We still laugh over that exchange that took place 26 years ago. And this son, who was born on Earth Day and whose name sounds like it has something to do with nature, just happens to love yard work. We have pictures of him raking leaves as a toddler. In high school, he worked at Greg's Nursery delivering pine straw and in college he landscaped yards in Sugarloaf Country Club.
He was just born with a knack for nature. For example, I would buy dozens of $1 azaleas, thinking that if they died, it wasn't much money wasted. He insisted I should pay the price for big plants with a good root system. As all my cheap azaleas died off, he started buying me azaleas for Easter and Mother's Day. Now when we admire our lush bank of blooms, he loves to ask, "OK, Mom, which ones did I buy and which ones did you buy?"
When we bought our wooded lot, I didn't want to cut down a tree for anything.
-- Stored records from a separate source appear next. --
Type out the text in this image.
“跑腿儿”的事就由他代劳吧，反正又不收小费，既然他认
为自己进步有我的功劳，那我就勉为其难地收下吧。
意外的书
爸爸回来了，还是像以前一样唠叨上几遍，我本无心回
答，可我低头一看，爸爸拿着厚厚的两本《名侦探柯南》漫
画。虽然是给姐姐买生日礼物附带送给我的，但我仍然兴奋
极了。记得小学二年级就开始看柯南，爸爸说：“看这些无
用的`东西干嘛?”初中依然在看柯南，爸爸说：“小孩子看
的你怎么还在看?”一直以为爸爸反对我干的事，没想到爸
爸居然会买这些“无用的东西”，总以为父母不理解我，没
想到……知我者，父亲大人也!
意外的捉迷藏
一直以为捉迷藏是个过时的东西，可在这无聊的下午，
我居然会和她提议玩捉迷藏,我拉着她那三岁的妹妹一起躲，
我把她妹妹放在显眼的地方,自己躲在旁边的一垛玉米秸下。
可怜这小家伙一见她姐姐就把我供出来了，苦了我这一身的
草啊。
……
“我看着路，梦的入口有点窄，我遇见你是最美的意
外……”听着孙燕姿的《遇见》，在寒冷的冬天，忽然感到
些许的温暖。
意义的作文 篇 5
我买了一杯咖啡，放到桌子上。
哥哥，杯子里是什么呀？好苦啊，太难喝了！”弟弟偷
My Earth Day child said we should thin out the trees that looked like cocktail toothpicks so the remaining trees could spread their leaves. I asked Dale Higdon, senior forester at the Georgia Forestry Commission, for advice. He said, "Thinning the small, poorly formed stems is recommended so that the tall and straight stems will become the dominant trees."
And then there was the privet. I was so thrilled to have anything green growing in the woods that I actually pruned it and babied it, trying to get it to fill in. Leif kept telling me to pull it up and throw it out.
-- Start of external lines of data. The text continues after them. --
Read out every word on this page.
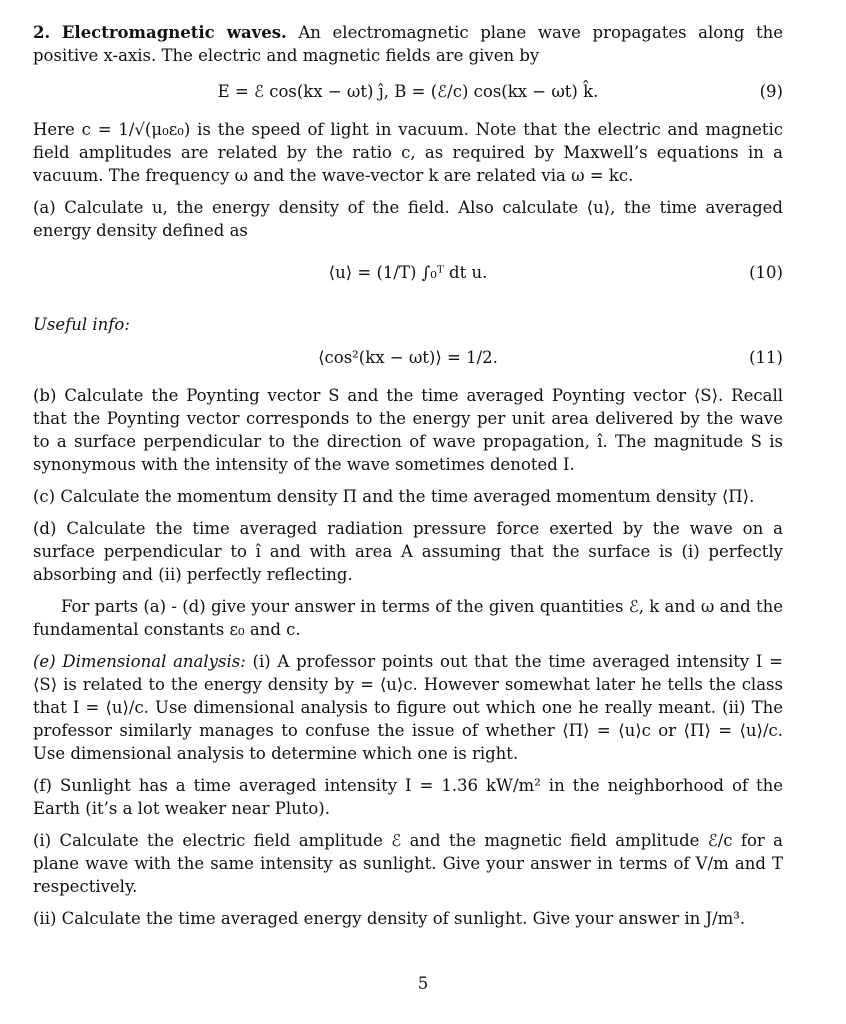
2. Electromagnetic waves. An electromagnetic plane wave propagates along the positive x-axis. The electric and magnetic fields are given by

E = ℰ cos(kx − ωt) ĵ, B = (ℰ/c) cos(kx − ωt) k̂.	(9)

Here c = 1/√(μ₀ε₀) is the speed of light in vacuum. Note that the electric and magnetic field amplitudes are related by the ratio c, as required by Maxwell’s equations in a vacuum. The frequency ω and the wave-vector k are related via ω = kc.

(a) Calculate u, the energy density of the field. Also calculate ⟨u⟩, the time averaged energy density defined as

⟨u⟩ = (1/T) ∫₀ᵀ dt u.	(10)

Useful info:

⟨cos²(kx − ωt)⟩ = 1/2.	(11)

(b) Calculate the Poynting vector S and the time averaged Poynting vector ⟨S⟩. Recall that the Poynting vector corresponds to the energy per unit area delivered by the wave to a surface perpendicular to the direction of wave propagation, î. The magnitude S is synonymous with the intensity of the wave sometimes denoted I.

(c) Calculate the momentum density Π and the time averaged momentum density ⟨Π⟩.

(d) Calculate the time averaged radiation pressure force exerted by the wave on a surface perpendicular to î and with area A assuming that the surface is (i) perfectly absorbing and (ii) perfectly reflecting.

For parts (a) - (d) give your answer in terms of the given quantities ℰ, k and ω and the fundamental constants ε₀ and c.

(e) Dimensional analysis: (i) A professor points out that the time averaged intensity I = ⟨S⟩ is related to the energy density by = ⟨u⟩c. However somewhat later he tells the class that I = ⟨u⟩/c. Use dimensional analysis to figure out which one he really meant. (ii) The professor similarly manages to confuse the issue of whether ⟨Π⟩ = ⟨u⟩c or ⟨Π⟩ = ⟨u⟩/c. Use dimensional analysis to determine which one is right.

(f) Sunlight has a time averaged intensity I = 1.36 kW/m² in the neighborhood of the Earth (it’s a lot weaker near Pluto).

(i) Calculate the electric field amplitude ℰ and the magnetic field amplitude ℰ/c for a plane wave with the same intensity as sunlight. Give your answer in terms of V/m and T respectively.

(ii) Calculate the time averaged energy density of sunlight. Give your answer in J/m³.

5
"But it's green!" I protested. "Why would anyone kill anything that's green?"
When I consulted Higdon about this landscaping battle, he said, "The biggest problem that needs to be addressed is the removal of invasive plants, particularly the Chinese privet. I recommend that homeowners concentrate on removing these invasive plants before thinning the native saplings."
Whether it's his Earth Day birthday, or his "green" sounding name, Leif has lots of ideas for making the earth a better place.
And one tip I especially love: To uplift at least one living thing on earth, when some high school kid making money for college unloads 100 bales of pine straw in your yard, slip a little "green" into his hand.